Não importa o quanto eu estivesse prestes a desistir, o orgulho acumulado nas costas com o número 10 sempre me deu coragem de trás para frente. Okuhara, que me apoiou, também disse com os olhos semicerrados: "Agora só tenho confiança no Keigo". É assim, conectando e unindo pessoas como esses dois, que o time provavelmente se fortalece.
"Quando o Okuhara-san me apoiou nos momentos difíceis, pensei que ele tinha um espírito de homem, e realmente achei que ele era uma pessoa confiável. Eu não quero falar nada além da verdade.
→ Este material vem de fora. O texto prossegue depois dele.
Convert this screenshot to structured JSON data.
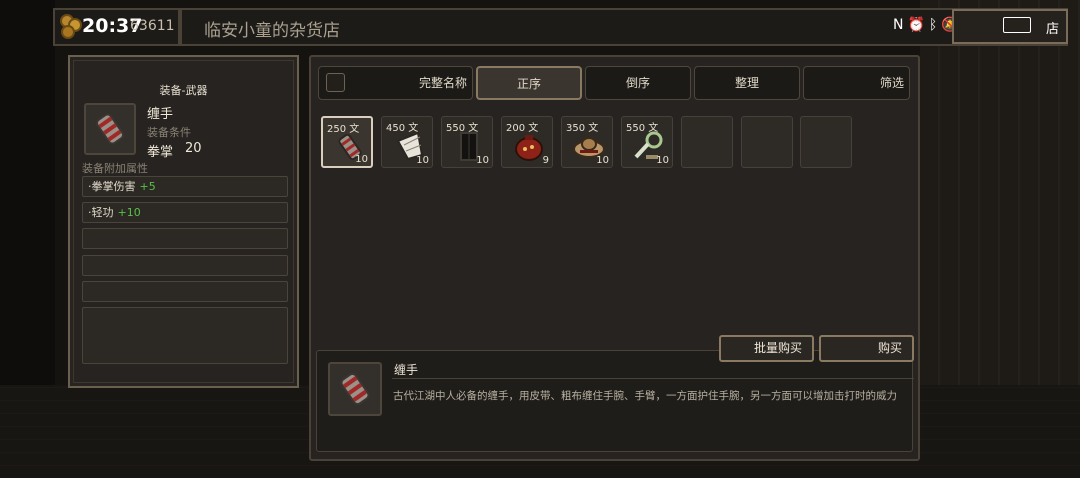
{
  "status_bar": {
    "time": "20:37",
    "money": "63611",
    "shop_title": "临安小童的杂货店",
    "close_shop_label": "店"
  },
  "equip_panel": {
    "title": "装备-武器",
    "item_name": "缠手",
    "requirement_label": "装备条件",
    "requirement_skill": "拳掌",
    "requirement_value": "20",
    "bonus_title": "装备附加属性",
    "attributes": [
      {
        "name": "·拳掌伤害",
        "value": "+5"
      },
      {
        "name": "·轻功",
        "value": "+10"
      }
    ]
  },
  "shop_panel": {
    "tabs": {
      "full_name": "完整名称",
      "ascending": "正序",
      "descending": "倒序",
      "arrange": "整理",
      "filter": "筛选"
    },
    "items": [
      {
        "price": "250 文",
        "qty": "10",
        "icon": "wrist-wrap-icon",
        "selected": true
      },
      {
        "price": "450 文",
        "qty": "10",
        "icon": "fan-icon"
      },
      {
        "price": "550 文",
        "qty": "10",
        "icon": "black-armor-icon"
      },
      {
        "price": "200 文",
        "qty": "9",
        "icon": "red-pouch-icon"
      },
      {
        "price": "350 文",
        "qty": "10",
        "icon": "bamboo-hat-icon"
      },
      {
        "price": "550 文",
        "qty": "10",
        "icon": "green-whip-icon"
      }
    ],
    "bulk_buy_label": "批量购买",
    "buy_label": "购买"
  },
  "description": {
    "title": "缠手",
    "text": "古代江湖中人必备的缠手，用皮带、粗布缠住手腕、手臂，一方面护住手腕，另一方面可以增加击打时的威力"
  },
  "colors": {
    "panel_bg": "#262320",
    "border": "#6b5f4e",
    "bonus_green": "#58c048",
    "text_light": "#f0e8d8"
  }
}
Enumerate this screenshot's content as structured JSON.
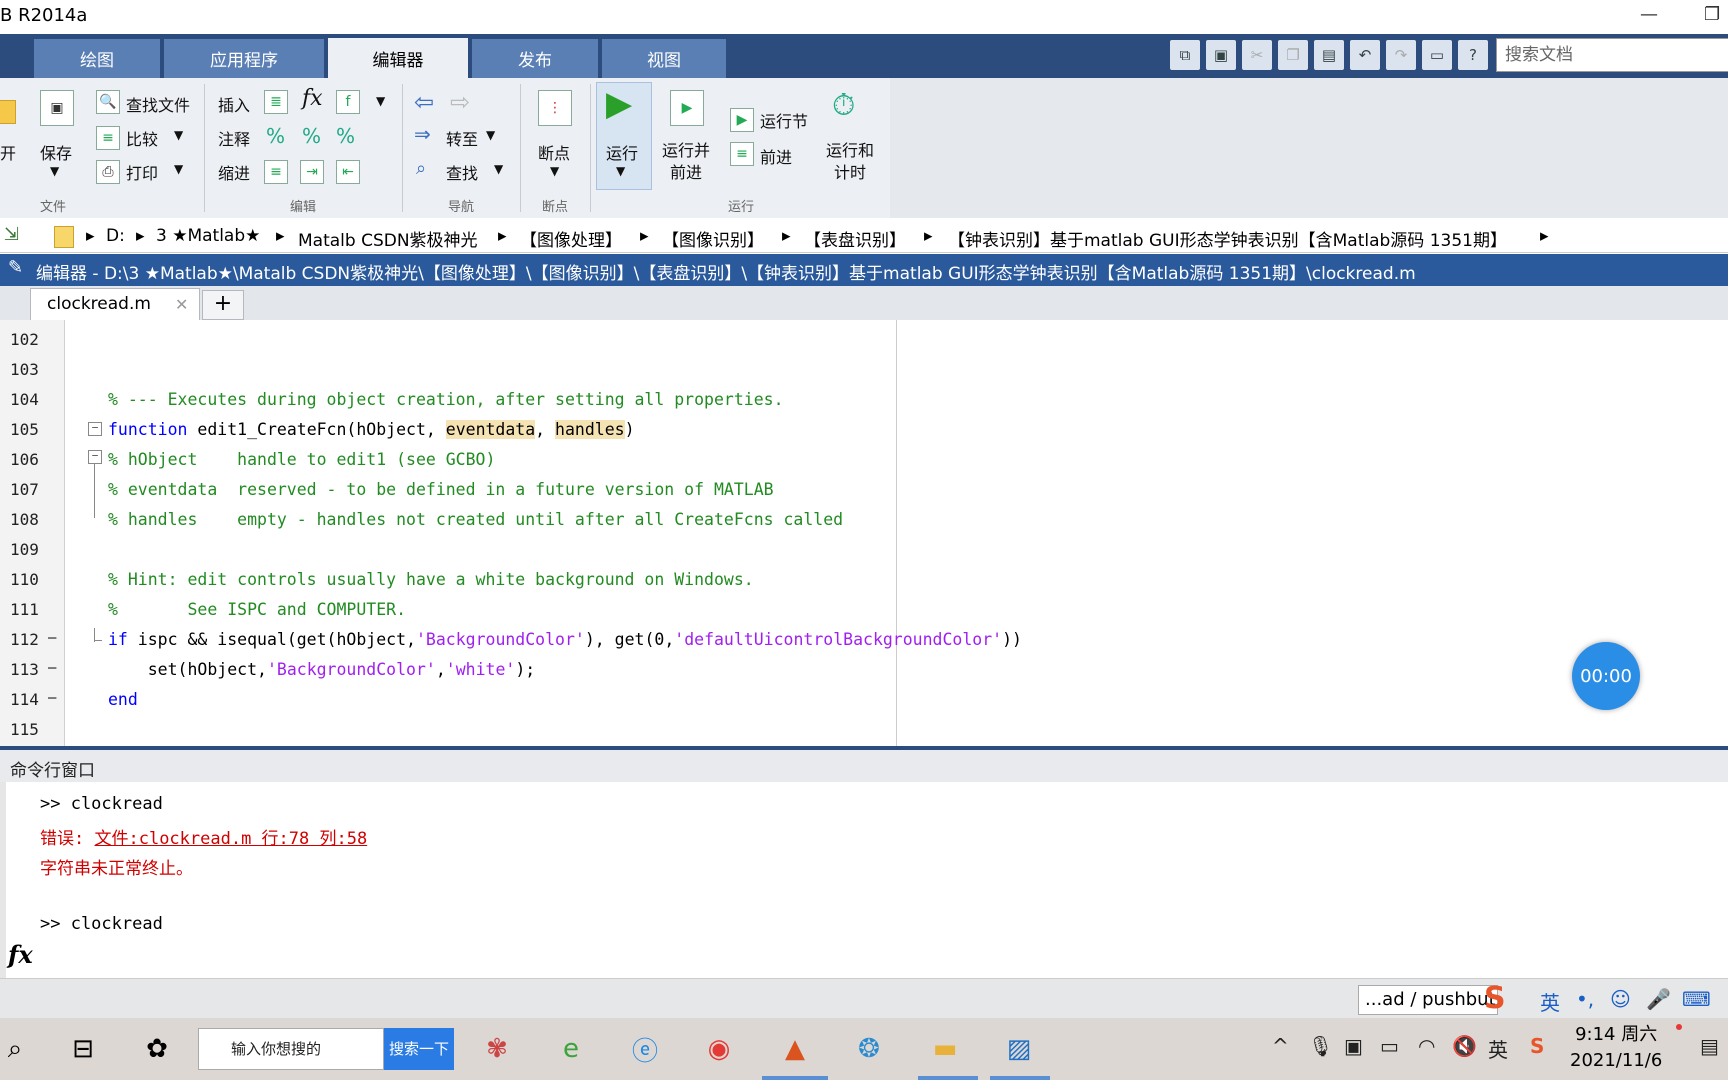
{
  "window": {
    "title": "B R2014a"
  },
  "ribbon_tabs": [
    "绘图",
    "应用程序",
    "编辑器",
    "发布",
    "视图"
  ],
  "active_tab": "编辑器",
  "search": {
    "placeholder": "搜索文档"
  },
  "ribbon": {
    "file": {
      "open_label": "开",
      "save_label": "保存",
      "find_files_label": "查找文件",
      "compare_label": "比较",
      "print_label": "打印",
      "group": "文件"
    },
    "edit": {
      "insert_label": "插入",
      "comment_label": "注释",
      "indent_label": "缩进",
      "group": "编辑"
    },
    "navigate": {
      "goto_label": "转至",
      "find_label": "查找",
      "group": "导航"
    },
    "breakpoints": {
      "label": "断点",
      "group": "断点"
    },
    "run": {
      "run_label": "运行",
      "run_advance_label": "运行并\n前进",
      "run_section_label": "运行节",
      "advance_label": "前进",
      "run_time_label": "运行和\n计时",
      "group": "运行"
    }
  },
  "breadcrumb": [
    "D:",
    "3 ★Matlab★",
    "Matalb CSDN紫极神光",
    "【图像处理】",
    "【图像识别】",
    "【表盘识别】",
    "【钟表识别】基于matlab GUI形态学钟表识别【含Matlab源码 1351期】"
  ],
  "editor": {
    "title": "编辑器 - D:\\3 ★Matlab★\\Matalb CSDN紫极神光\\【图像处理】\\【图像识别】\\【表盘识别】\\【钟表识别】基于matlab GUI形态学钟表识别【含Matlab源码 1351期】\\clockread.m",
    "file_tab": "clockread.m",
    "add_tab": "+",
    "lines": [
      {
        "n": "102",
        "marker": ""
      },
      {
        "n": "103",
        "marker": ""
      },
      {
        "n": "104",
        "marker": ""
      },
      {
        "n": "105",
        "marker": ""
      },
      {
        "n": "106",
        "marker": ""
      },
      {
        "n": "107",
        "marker": ""
      },
      {
        "n": "108",
        "marker": ""
      },
      {
        "n": "109",
        "marker": ""
      },
      {
        "n": "110",
        "marker": ""
      },
      {
        "n": "111",
        "marker": ""
      },
      {
        "n": "112",
        "marker": "—"
      },
      {
        "n": "113",
        "marker": "—"
      },
      {
        "n": "114",
        "marker": "—"
      },
      {
        "n": "115",
        "marker": ""
      }
    ],
    "code": {
      "l104": "% --- Executes during object creation, after setting all properties.",
      "l105_kw": "function",
      "l105_a": " edit1_CreateFcn(hObject, ",
      "l105_b": "eventdata",
      "l105_c": ", ",
      "l105_d": "handles",
      "l105_e": ")",
      "l106": "% hObject    handle to edit1 (see GCBO)",
      "l107": "% eventdata  reserved - to be defined in a future version of MATLAB",
      "l108": "% handles    empty - handles not created until after all CreateFcns called",
      "l110": "% Hint: edit controls usually have a white background on Windows.",
      "l111": "%       See ISPC and COMPUTER.",
      "l112_kw": "if",
      "l112_a": " ispc && isequal(get(hObject,",
      "l112_s1": "'BackgroundColor'",
      "l112_b": "), get(0,",
      "l112_s2": "'defaultUicontrolBackgroundColor'",
      "l112_c": "))",
      "l113_a": "    set(hObject,",
      "l113_s1": "'BackgroundColor'",
      "l113_b": ",",
      "l113_s2": "'white'",
      "l113_c": ");",
      "l114_kw": "end"
    }
  },
  "timer": "00:00",
  "command_window": {
    "title": "命令行窗口",
    "prompt1": ">> clockread",
    "error_prefix": "错误: ",
    "error_link": "文件:clockread.m 行:78 列:58",
    "error_msg": "字符串未正常终止。",
    "prompt2": ">> clockread",
    "fx": "fx"
  },
  "status_field": "...ad / pushbutt",
  "ime": {
    "lang": "英"
  },
  "taskbar": {
    "search_placeholder": "输入你想搜的",
    "search_button": "搜索一下",
    "time": "9:14 周六",
    "date": "2021/11/6",
    "tray_ime": "英"
  },
  "colors": {
    "tab_bar": "#2b4c7c",
    "editor_title": "#2b5a9c",
    "comment": "#228b22",
    "keyword": "#0000ff",
    "string": "#a020f0",
    "error": "#d00000"
  }
}
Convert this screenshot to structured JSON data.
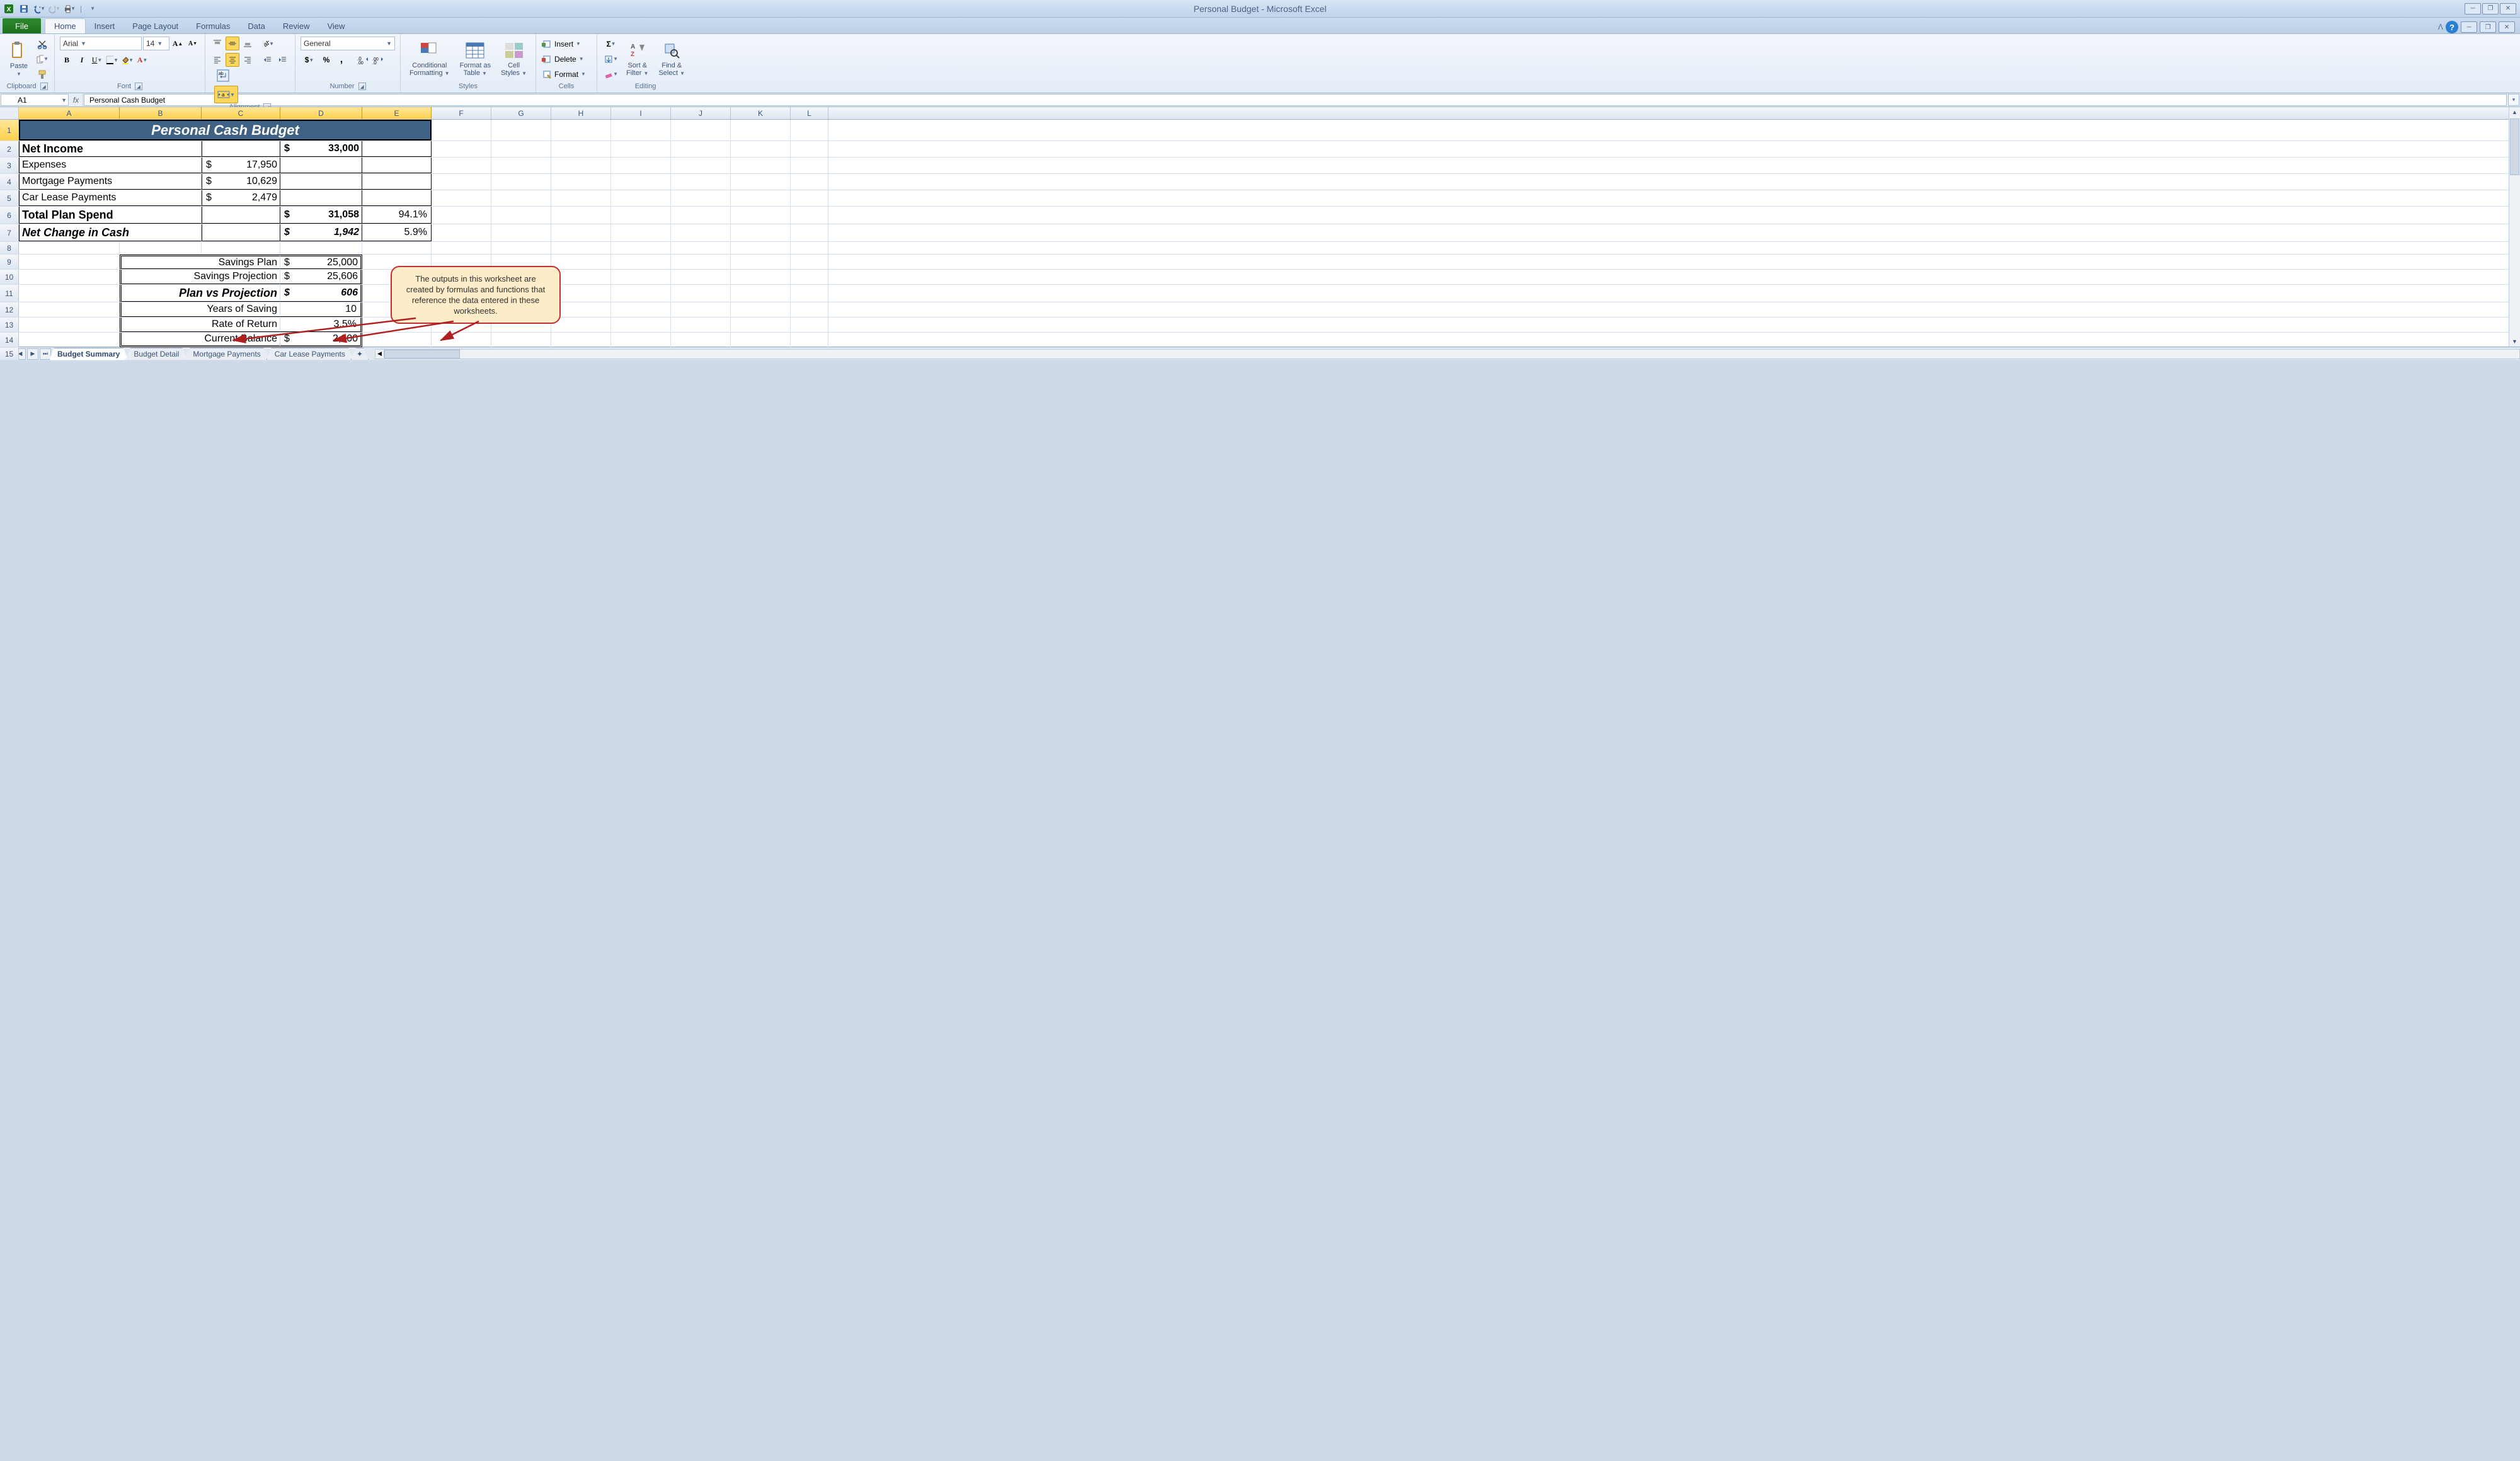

Porque não faz sentido, mesmo que eu finja ou tente parecer legal. Não é só no futebol, a vida é assim."

Não vivi guiado pelo bem ou mal, lucro ou perda, mas pela beleza e feiura. Lutei e expressei meus sentimentos honestamente, buscando paisagens ainda não vistas. Nas últimas temporadas, meu lado mais masculino tem se tornado cada vez mais evidente.
De fato, só consigo pensar em Keigo HIGASHI, o número 10 azul e vermelho que combina perfeitamente──.